SDM-TIB / SDM-RDFizer

An Efficient RML-Compliant Engine for Knowledge Graph Construction
https://doi.org/10.5281/zenodo.3872103
Apache License 2.0
108 stars 25 forks source link

not all TripleMaps are processed for each row #24

Closed VladimirAlexiev closed 4 years ago

VladimirAlexiev commented 4 years ago

I have a moderate table of 1.344M rows and 23 fields. The fields are mapped to 15 nodes and 33 triples. The mapping looks like this:

<person/(customer_id)!map>
        a                      rr:TriplesMap ;
        rml:logicalSource      [ rr:tableName  "_final.customer" ] ;
        rr:predicateObjectMap  <person/(customer_id)!hasAddress!address> , <person/(customer_id)!hasEvent!birth> , <person/(customer_id)!firstName!(first_name)> , <person/(customer_id)!religion!(religion)> , <person/(customer_id)!lastName!(last_name)> , ## total 23 ;
        rr:subjectMap          <person/(customer_id)!subj> .

<person/(customer_id)/birth!map>
        a                      rr:TriplesMap ;
        rml:logicalSource      [ rr:tableName  "_final.customer" ] ;
        rr:predicateObjectMap  <person/(customer_id)/birth!hasDate!(date_of_birth)> ;
        rr:subjectMap          <person/(customer_id)/birth!subj> .

<person/(customer_id)/email!map>
        a                      rr:TriplesMap ;
        rml:logicalSource      [ rr:tableName  "_final.customer" ] ;
        rr:predicateObjectMap  <person/(customer_id)/email!value!(email_address)> ;
        rr:subjectMap          <person/(customer_id)/email!subj> .
... ## total 14 TriplesMap, 358 rml triples

The mapping is generated from a semantic model using my tool rdf2rml, that's why I don't use a single rml:logicalSource but several in blank nodes.

Your tool makes nearly all triples from birth!map, then 8 triples from email!map and then quits. This is on Postgres (I'll run this again to check).

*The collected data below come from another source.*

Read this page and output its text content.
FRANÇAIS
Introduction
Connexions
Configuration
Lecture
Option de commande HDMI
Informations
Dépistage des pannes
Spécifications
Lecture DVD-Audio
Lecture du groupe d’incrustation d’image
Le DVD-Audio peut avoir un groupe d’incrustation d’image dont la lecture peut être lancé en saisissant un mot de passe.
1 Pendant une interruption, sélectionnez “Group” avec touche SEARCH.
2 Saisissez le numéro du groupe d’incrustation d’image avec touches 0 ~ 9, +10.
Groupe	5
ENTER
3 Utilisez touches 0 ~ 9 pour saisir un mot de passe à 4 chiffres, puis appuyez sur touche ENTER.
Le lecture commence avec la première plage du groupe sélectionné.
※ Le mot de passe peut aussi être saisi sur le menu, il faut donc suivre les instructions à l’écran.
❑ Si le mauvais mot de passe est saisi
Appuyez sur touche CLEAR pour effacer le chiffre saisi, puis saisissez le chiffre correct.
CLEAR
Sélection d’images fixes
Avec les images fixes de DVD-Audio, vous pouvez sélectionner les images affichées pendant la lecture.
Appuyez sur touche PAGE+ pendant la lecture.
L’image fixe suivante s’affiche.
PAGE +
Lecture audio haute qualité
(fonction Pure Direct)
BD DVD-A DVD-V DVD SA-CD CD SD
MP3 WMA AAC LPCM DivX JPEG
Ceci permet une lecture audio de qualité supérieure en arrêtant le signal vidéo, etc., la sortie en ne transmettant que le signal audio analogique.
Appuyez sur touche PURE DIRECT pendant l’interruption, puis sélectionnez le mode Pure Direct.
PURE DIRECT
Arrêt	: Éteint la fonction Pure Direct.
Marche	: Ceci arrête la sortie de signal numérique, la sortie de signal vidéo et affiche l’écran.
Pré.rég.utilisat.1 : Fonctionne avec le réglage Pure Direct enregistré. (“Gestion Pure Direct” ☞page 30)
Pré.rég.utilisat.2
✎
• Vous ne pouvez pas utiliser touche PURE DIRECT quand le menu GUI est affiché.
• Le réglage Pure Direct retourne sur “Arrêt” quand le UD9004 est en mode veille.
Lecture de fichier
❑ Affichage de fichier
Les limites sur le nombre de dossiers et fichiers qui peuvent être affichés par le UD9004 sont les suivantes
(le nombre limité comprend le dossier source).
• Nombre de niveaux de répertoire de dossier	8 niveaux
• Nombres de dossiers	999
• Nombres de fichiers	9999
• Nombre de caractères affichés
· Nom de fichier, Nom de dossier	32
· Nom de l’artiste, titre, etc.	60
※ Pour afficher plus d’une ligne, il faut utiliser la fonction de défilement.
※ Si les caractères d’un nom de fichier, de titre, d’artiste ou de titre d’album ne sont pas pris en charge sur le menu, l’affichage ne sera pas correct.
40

Even if it "rewound" the database (reran the select * query) to process all maps in sequence, that's considerably slower than iterating each row once and processing all maps on that row (which would cause all triples for one customer to be emitted together).

I'll try replacing the blank nodes with a single rml:logicalSource and see if that helps.

VladimirAlexiev commented 4 years ago

Using a single logicalSource like this doesn't help:

<customer!source> a rml:BaseSource;
  rr:tableName  "_final.customer".

<person/(customer_id)!map>
   rml:logicalSource <customer!source>.

The abort after 8 email triples is caused by #25 so I have hope that it will process all triples. But still processing all per row will be faster.

eiglesias34 commented 4 years ago

Hopefully, by solving issue #25 this problem is solved. Thank you for the suggestion regarding the execution per row. The RDFizer works under the assumption that each individual triples map has a different logical source. What you are recommending could be useful if we work under the assumption that each individual triples map has the same source.

VladimirAlexiev commented 4 years ago

@eiglesias34 I think you don't need to assume:

In either case, you can process such sources once. Here's some pseudo-code:

  1. Group sources by equivalence
  2. Group TripleMaps by the use of equivalent sources
  3. Iterate over TripleMap Groups (tmg)
    1. Evaluate the shared source of tmg
    2. Iterate over each source row
      1. Iterate over TripleMaps (tm) in the current tmg
        1. Produce all triples for tm and the current row
        2. Output all these triples

Cheers!

eiglesias34 commented 4 years ago

Thank you very much for the suggestion. I will take this into consideration for the following release of the RDFizer.

dachafra commented 4 years ago

Seems that issue is solved, closing...